Figures 5 and 6 show an example of the photorealism that can be achieved by passing the synthetically generated image through NVIDIA Cosmos Transfer WFM.

Post-training in Isaac Lab using imitation learning

Finally, the synthetic dataset is used to train the robot using imitation learning techniques. In this stage, a policy, such as a recurrent Gaussian mixture model (GMM) from the Robomimic suite, is trained to mimic the actions demonstrated in the synthetic data. The training is conducted in a simulation environment such as Isaac Lab, and the performance of the trained policy is evaluated through multiple trials.

To show how this data can be used, we trained a Franka robot with a gripper to perform a stacking task in Isaac Lab. We used Behavioral Cloning with a recurrent GMM policy from the Robomimic suite.

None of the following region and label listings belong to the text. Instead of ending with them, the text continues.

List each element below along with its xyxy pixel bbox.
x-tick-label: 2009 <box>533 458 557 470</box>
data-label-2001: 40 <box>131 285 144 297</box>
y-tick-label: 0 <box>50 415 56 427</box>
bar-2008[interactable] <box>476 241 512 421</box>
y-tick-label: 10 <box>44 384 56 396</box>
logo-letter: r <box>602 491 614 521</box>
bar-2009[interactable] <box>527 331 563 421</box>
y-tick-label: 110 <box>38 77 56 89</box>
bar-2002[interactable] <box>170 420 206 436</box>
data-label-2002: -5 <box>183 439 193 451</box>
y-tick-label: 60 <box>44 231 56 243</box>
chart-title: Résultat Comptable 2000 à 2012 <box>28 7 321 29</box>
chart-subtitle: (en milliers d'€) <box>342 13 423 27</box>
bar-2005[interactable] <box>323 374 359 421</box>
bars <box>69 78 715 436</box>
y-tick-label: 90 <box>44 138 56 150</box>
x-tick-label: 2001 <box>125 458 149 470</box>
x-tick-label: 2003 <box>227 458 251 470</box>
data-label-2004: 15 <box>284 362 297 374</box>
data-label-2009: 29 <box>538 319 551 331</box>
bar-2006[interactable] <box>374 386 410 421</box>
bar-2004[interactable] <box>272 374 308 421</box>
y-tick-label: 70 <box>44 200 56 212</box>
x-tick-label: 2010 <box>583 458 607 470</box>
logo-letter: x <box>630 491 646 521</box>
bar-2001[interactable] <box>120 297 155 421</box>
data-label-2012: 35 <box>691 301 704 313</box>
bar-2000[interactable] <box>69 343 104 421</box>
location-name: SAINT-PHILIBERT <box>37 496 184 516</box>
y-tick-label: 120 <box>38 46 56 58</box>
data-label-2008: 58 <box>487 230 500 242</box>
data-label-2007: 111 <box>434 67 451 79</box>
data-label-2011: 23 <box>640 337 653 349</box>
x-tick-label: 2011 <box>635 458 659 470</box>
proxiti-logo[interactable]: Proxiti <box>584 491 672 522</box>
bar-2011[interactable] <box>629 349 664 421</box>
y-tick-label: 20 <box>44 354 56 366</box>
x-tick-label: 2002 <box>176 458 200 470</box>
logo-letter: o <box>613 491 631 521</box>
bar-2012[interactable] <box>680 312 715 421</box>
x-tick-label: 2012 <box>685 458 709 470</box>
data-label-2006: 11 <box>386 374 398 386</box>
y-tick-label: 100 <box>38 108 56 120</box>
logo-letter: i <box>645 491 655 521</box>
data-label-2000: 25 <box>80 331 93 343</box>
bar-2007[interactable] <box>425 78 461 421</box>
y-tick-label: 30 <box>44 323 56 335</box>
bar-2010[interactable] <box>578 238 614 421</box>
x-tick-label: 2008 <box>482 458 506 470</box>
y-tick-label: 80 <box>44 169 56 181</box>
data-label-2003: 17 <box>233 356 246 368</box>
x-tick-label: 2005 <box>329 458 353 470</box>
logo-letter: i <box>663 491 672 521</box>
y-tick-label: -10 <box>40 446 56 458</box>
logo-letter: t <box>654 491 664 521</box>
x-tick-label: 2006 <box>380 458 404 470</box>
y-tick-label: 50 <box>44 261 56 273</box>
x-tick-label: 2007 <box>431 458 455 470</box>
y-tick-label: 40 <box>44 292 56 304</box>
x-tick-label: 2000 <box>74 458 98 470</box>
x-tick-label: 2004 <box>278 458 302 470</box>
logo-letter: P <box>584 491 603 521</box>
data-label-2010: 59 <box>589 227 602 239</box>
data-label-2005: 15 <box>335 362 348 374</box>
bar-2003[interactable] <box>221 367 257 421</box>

The policy uses two long short-term memory (LSTM) layers with a hidden dimension of 400.

The input to the network consists of the robot’s end-effector pose, gripper state, and relative object poses while the output is a delta pose action used to step the robot in the Isaac Lab environment.

With a dataset consisting of 1K successful demonstrations and 2K iterations, we achieved a training speed of approximately 50 iterations/sec (equivalent to approximately 0.5 hours of training time on the NVIDIA RTX 4090 GPU). Averaging over 50 trials, the trained policy achieved an 84% success rate for the stacking task.